The backstory on this:

A few weeks back I launched a “learn to program in JavaScript” product.

The biggest takeaway I got from that launch was the HUGE gap in sales between the group that opened emails with the word “JavaScript” in the subject line vs. the group that didn’t.

If you opened an email with “JavaScript” in the subject line, you were 30,000% more likely to buy the JavaScript course than if you did not.

Not a typo—that’s THIRTY THOUSAND PERCENT more likely.

Maybe you can see where I’m going with this.

The typical approach when you send out a broadcast email, you try to come up with a subject line that’ll get you maximum opens.

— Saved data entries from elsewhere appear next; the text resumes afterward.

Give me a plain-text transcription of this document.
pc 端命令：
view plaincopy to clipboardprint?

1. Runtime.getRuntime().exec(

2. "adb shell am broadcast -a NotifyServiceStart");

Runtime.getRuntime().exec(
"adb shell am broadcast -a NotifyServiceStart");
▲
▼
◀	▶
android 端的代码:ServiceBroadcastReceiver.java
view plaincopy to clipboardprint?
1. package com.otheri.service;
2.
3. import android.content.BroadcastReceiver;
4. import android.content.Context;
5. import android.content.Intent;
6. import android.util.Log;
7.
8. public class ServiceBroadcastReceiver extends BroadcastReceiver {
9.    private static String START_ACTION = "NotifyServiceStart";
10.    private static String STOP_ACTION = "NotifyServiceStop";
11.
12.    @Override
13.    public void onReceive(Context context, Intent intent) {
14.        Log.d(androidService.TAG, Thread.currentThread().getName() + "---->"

For example, one of my best subject lines for Simple Programmer lately was just:


It’s a 100% curiosity play—you can’t tell as single thing about what’s in the email from that subject line.

Which is great for opens, but it doesn’t tell you a dang thing about the people that opened it.

About half the time now, I’m “tipping my hand” in the subject line and telegraphing the topic of the email.

I’m even thinking in terms of testing “keywords” and specific phrases.


The one product we’re considering for our next launch would show software developers how to take their above-average income and use it to make conservative, long-term investments in real estate.

My business partner John used this strategy to retire at 32—very interesting stuff.

And a slice of our audience is *very* interested in learning more.

Right now I’m sending one email per week with “real estate” or “investing” or “financial security” in the subject line.

After 4-5 of these go out, I’ll have a pretty good read on just how many people are interested in this topic.

You can even go so far as to test different product titles this way—just use the product title in your subject line.

When you do this, your open rates will naturally be lower by anywhere from 2-5%.

The information you gain is VERY useful though.

Well worth the tradeoff if you’re pondering what to offer next to your list.